On the other hand, here's the post-merger leaderboard for my favorite compound quarterback stat, Adjusted Net Yards per Attempt. ANY/A is yards per attempt including sacks with a bonus for touchdowns and a penalty for interceptions, so it combines every aspect of a quarterback's production into one number.
- Aaron Rodgers
- Peyton Manning
- Tom Brady
- Russell Wilson
- Drew Brees
- Tony Romo
- Philip Rivers
- Kirk Cousins
- Steve Young
- Jared Goff
- Matt Ryan
- Dak Prescott
- Ben Roethlisberger
- Kurt Warner
- Joe Montana
- Dan Marino
- Matt Schaub
- Andrew Luck
- Carson Wentz
- Jameis Winston
Here you see four Hall of Famers (Young, Warner, Montana, Marino), four more first-ballot locks (Rodgers, Manning, Brady, Brees), and maybe four or five guys ranging from "on the right track" to "probably going to make it". You might notice that 14 of those 20 players are currently active, too; the league is much more efficient passing the football today than it was in the '70s. If you adjust that list for era, you get this:
- Steve Young
- Joe Montana
- Roger Staubach
- Peyton Manning
- Dan Marino
- Aaron Rodgers
- Tom Brady
- Dan Fouts
- Drew Brees
- Tony Romo
- Kurt Warner
- Ken Anderson
- Bob Griese
- Philip Rivers
- Russell Wilson
- Jeff Garcia
- Trent Green
- Billy Kilmer
- Ben Roethlisberger
- Matt Ryan
Eleven of those twenty players are either in the Hall of Fame or are a lock to get in on the first ballot, (Manning, Brady, Brees, and Rodgers), and five more either already have a solid Hall of Fame argument or are certainly building one, (Roethlisberger, Rivers, Anderson, Ryan, Wilson). Excluding Len Dawson and Joe Namath, (who made the Hall of Fame based on what they did before the merger, not after), Ken Stabler is the only Hall of Fame quarterback ranked lower than 41st by this metric, and Stabler took 27 years to make it in.

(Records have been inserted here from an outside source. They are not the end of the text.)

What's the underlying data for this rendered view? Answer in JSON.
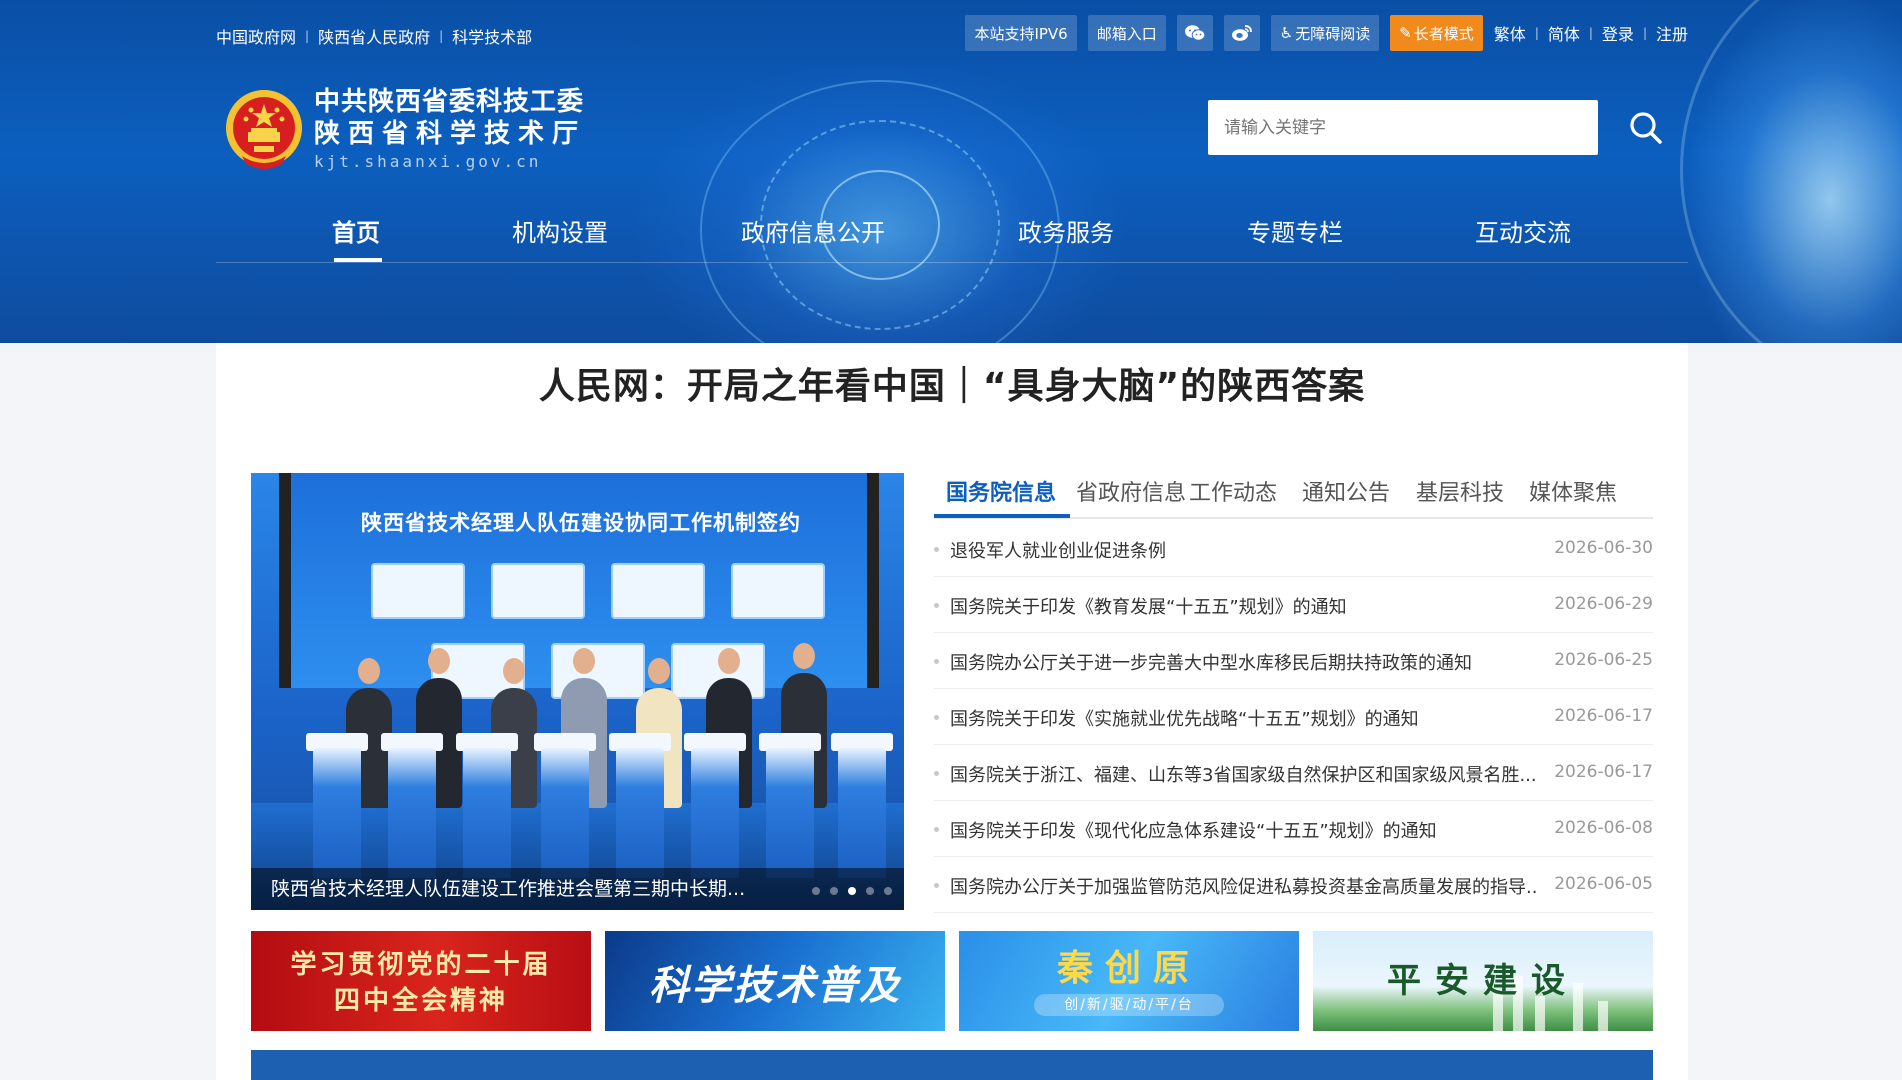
{
  "topbar": {
    "links": [
      "中国政府网",
      "陕西省人民政府",
      "科学技术部"
    ],
    "ipv6": "本站支持IPV6",
    "mailbox": "邮箱入口",
    "accessible": "无障碍阅读",
    "elder": "长者模式",
    "traditional": "繁体",
    "simplified": "简体",
    "login": "登录",
    "register": "注册"
  },
  "site": {
    "name_line1": "中共陕西省委科技工委",
    "name_line2": "陕西省科学技术厅",
    "url": "kjt.shaanxi.gov.cn"
  },
  "search": {
    "placeholder": "请输入关键字"
  },
  "nav": [
    "首页",
    "机构设置",
    "政府信息公开",
    "政务服务",
    "专题专栏",
    "互动交流"
  ],
  "headline": "人民网：开局之年看中国｜“具身大脑”的陕西答案",
  "slider": {
    "screen_title": "陕西省技术经理人队伍建设协同工作机制签约",
    "caption": "陕西省技术经理人队伍建设工作推进会暨第三期中长期..."
  },
  "tabs": [
    "国务院信息",
    "省政府信息",
    "工作动态",
    "通知公告",
    "基层科技",
    "媒体聚焦"
  ],
  "news": [
    {
      "title": "退役军人就业创业促进条例",
      "date": "2026-06-30"
    },
    {
      "title": "国务院关于印发《教育发展“十五五”规划》的通知",
      "date": "2026-06-29"
    },
    {
      "title": "国务院办公厅关于进一步完善大中型水库移民后期扶持政策的通知",
      "date": "2026-06-25"
    },
    {
      "title": "国务院关于印发《实施就业优先战略“十五五”规划》的通知",
      "date": "2026-06-17"
    },
    {
      "title": "国务院关于浙江、福建、山东等3省国家级自然保护区和国家级风景名胜...",
      "date": "2026-06-17"
    },
    {
      "title": "国务院关于印发《现代化应急体系建设“十五五”规划》的通知",
      "date": "2026-06-08"
    },
    {
      "title": "国务院办公厅关于加强监管防范风险促进私募投资基金高质量发展的指导...",
      "date": "2026-06-05"
    }
  ],
  "banners": {
    "b1_line1": "学习贯彻党的二十届",
    "b1_line2": "四中全会精神",
    "b2": "科学技术普及",
    "b3": "秦创原",
    "b3_sub": "创/新/驱/动/平/台",
    "b4": "平安建设"
  },
  "colors": {
    "header_blue": "#0c5fbf",
    "accent_blue": "#0d5fbf",
    "elder_orange": "#f08a1c"
  }
}
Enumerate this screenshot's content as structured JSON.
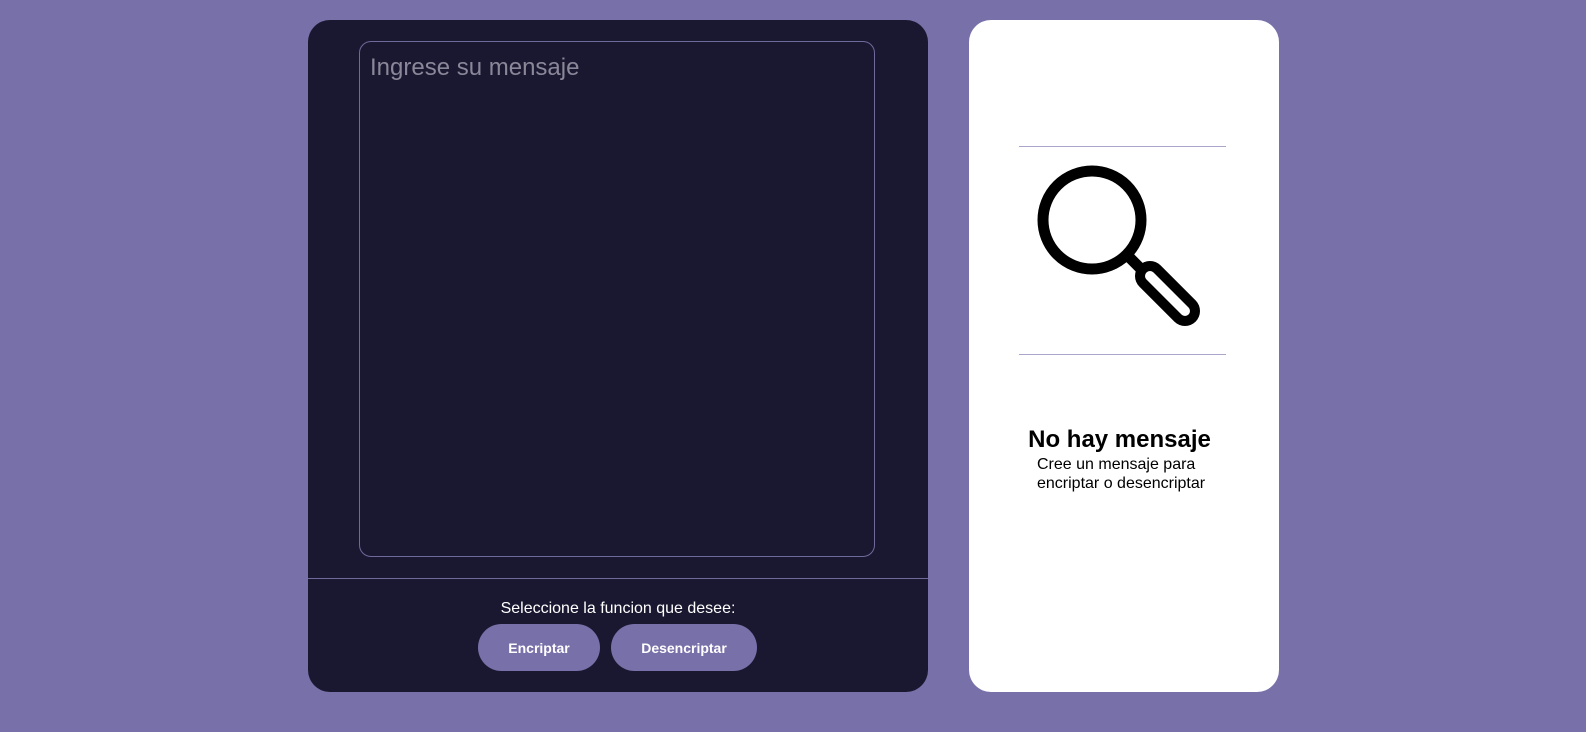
{
  "input": {
    "placeholder": "Ingrese su mensaje",
    "value": ""
  },
  "actions": {
    "prompt": "Seleccione la funcion que desee:",
    "encrypt_label": "Encriptar",
    "decrypt_label": "Desencriptar"
  },
  "output": {
    "icon": "magnifier-icon",
    "title": "No hay mensaje",
    "description_line1": "Cree un mensaje para",
    "description_line2": "encriptar o desencriptar"
  },
  "colors": {
    "background": "#7870a9",
    "panel_dark": "#1a1830",
    "accent": "#7870a9",
    "panel_light": "#ffffff"
  }
}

Based on the leaderboard test, you can see that (even more than yards per target last week), ANY/A is heavily, heavily influenced by a player's skill. Which is why you'll never see me feature ANY/A (or even yards per attempt) in Regression Alert. Yes, players with an unnaturally high ANY/A will regress to the mean... but not anywhere near as much as players who rank unnaturally high in a low-signal statistic like yards per carry.

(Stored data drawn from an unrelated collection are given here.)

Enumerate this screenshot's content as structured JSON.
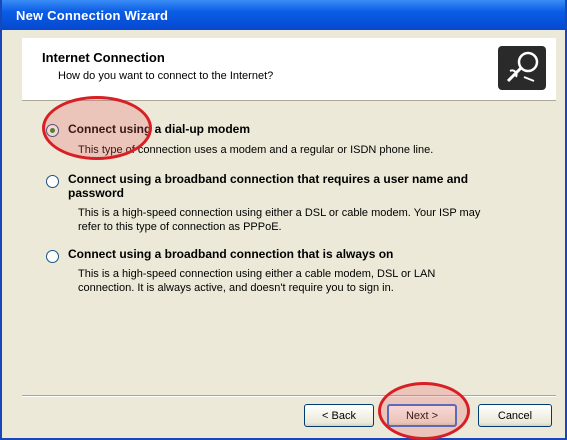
{
  "window": {
    "title": "New Connection Wizard"
  },
  "header": {
    "title": "Internet Connection",
    "subtitle": "How do you want to connect to the Internet?",
    "icon": "wizard-connection-icon"
  },
  "options": [
    {
      "label": "Connect using a dial-up modem",
      "description": "This type of connection uses a modem and a regular or ISDN phone line.",
      "checked": true
    },
    {
      "label": "Connect using a broadband connection that requires a user name and password",
      "label_line1": "Connect using a broadband connection that requires a user name and",
      "label_line2": "password",
      "description_line1": "This is a high-speed connection using either a DSL or cable modem. Your ISP may",
      "description_line2": "refer to this type of connection as PPPoE.",
      "checked": false
    },
    {
      "label": "Connect using a broadband connection that is always on",
      "description_line1": "This is a high-speed connection using either a cable modem, DSL or LAN",
      "description_line2": "connection. It is always active, and doesn't require you to sign in.",
      "checked": false
    }
  ],
  "buttons": {
    "back": "< Back",
    "next": "Next >",
    "cancel": "Cancel"
  },
  "annotations": {
    "color": "#d91f26"
  }
}
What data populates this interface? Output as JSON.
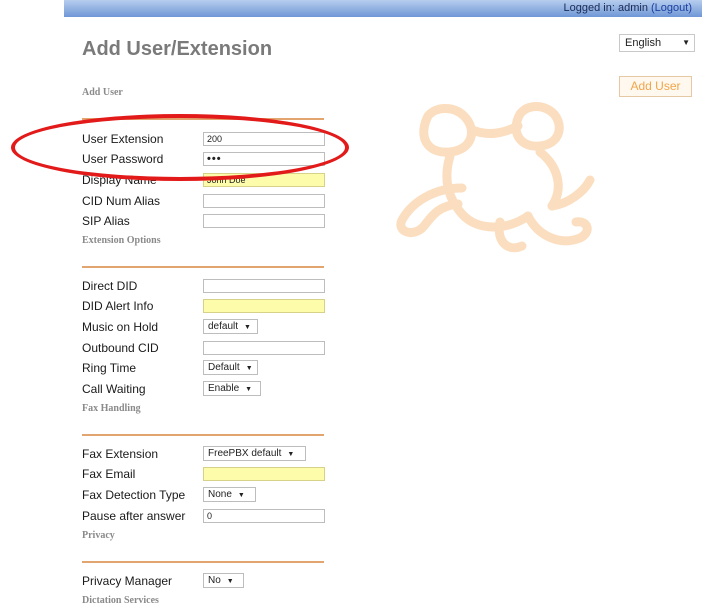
{
  "topbar": {
    "logged_in_prefix": "Logged in: admin",
    "logout_label": "(Logout)"
  },
  "language": {
    "selected": "English"
  },
  "header": {
    "title": "Add User/Extension",
    "add_user_label": "Add User",
    "subtitle": "Add User"
  },
  "add_user": {
    "user_extension": {
      "label": "User Extension",
      "value": "200"
    },
    "user_password": {
      "label": "User Password",
      "value": "•••"
    },
    "display_name": {
      "label": "Display Name",
      "value": "John Doe"
    },
    "cid_num_alias": {
      "label": "CID Num Alias",
      "value": ""
    },
    "sip_alias": {
      "label": "SIP Alias",
      "value": ""
    }
  },
  "extension_options": {
    "heading": "Extension Options",
    "direct_did": {
      "label": "Direct DID",
      "value": ""
    },
    "did_alert_info": {
      "label": "DID Alert Info",
      "value": ""
    },
    "music_on_hold": {
      "label": "Music on Hold",
      "value": "default"
    },
    "outbound_cid": {
      "label": "Outbound CID",
      "value": ""
    },
    "ring_time": {
      "label": "Ring Time",
      "value": "Default"
    },
    "call_waiting": {
      "label": "Call Waiting",
      "value": "Enable"
    }
  },
  "fax_handling": {
    "heading": "Fax Handling",
    "fax_extension": {
      "label": "Fax Extension",
      "value": "FreePBX default"
    },
    "fax_email": {
      "label": "Fax Email",
      "value": ""
    },
    "fax_detection_type": {
      "label": "Fax Detection Type",
      "value": "None"
    },
    "pause_after_answer": {
      "label": "Pause after answer",
      "value": "0"
    }
  },
  "privacy": {
    "heading": "Privacy",
    "privacy_manager": {
      "label": "Privacy Manager",
      "value": "No"
    }
  },
  "dictation": {
    "heading": "Dictation Services"
  },
  "colors": {
    "accent_orange": "#f0a64a",
    "divider": "#e2a570",
    "highlight_oval": "#e31a1a",
    "required_field": "#fdfcab",
    "topbar": "#6f97d6"
  }
}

Again, there are lots of other ways to identify which statistics are especially ripe for regression, but I love the simplicity of the leaderboard test. If you're ever wondering whether someone's performance is sustainable, the quickest and easiest thing to do is just look at what other players join him at the top of the leaderboard. If he's surrounded by stars, odds are good he'll be able to keep it up. If there are a bunch of journeymen, mediocre starters, and no-names around him, then bet hard on regression.
And since we've spent all this time trashing yards per carry again, we might as well make an example of it one last time. There are currently 20 running backs averaging between 50 and 90 yards per game rushing, (not including Kerryon Johnson, who is done for the season). The top five in yards per carry are Devin Singletary, Matt Breida, Mark Ingram, Phillip Lindsay, and Carlos Hyde, who have collectively logged 520 carries for 2664 yards, good for 68.3 yards per game and 5.12 yards per carry. Here's your Group A.
The bottom five in yards per carry are Derrick Henry, Todd Gurley, David Montgomery, Sony Michel, and Le'Veon Bell, who have collectively logged 637 carries for 2302 yards, good for 56.1 yards per game and 3.61 yards per carry. This is your Group B.
Based on their per-carry advantage, Group A is averaging 22% more rushing yards per game than Group B despite Group B receiving 17% more carries per game. Going forward, those yard-per-carry averages are going to both regress towards the mean, and Group B's volume advantage will likely result in more rushing yards overall.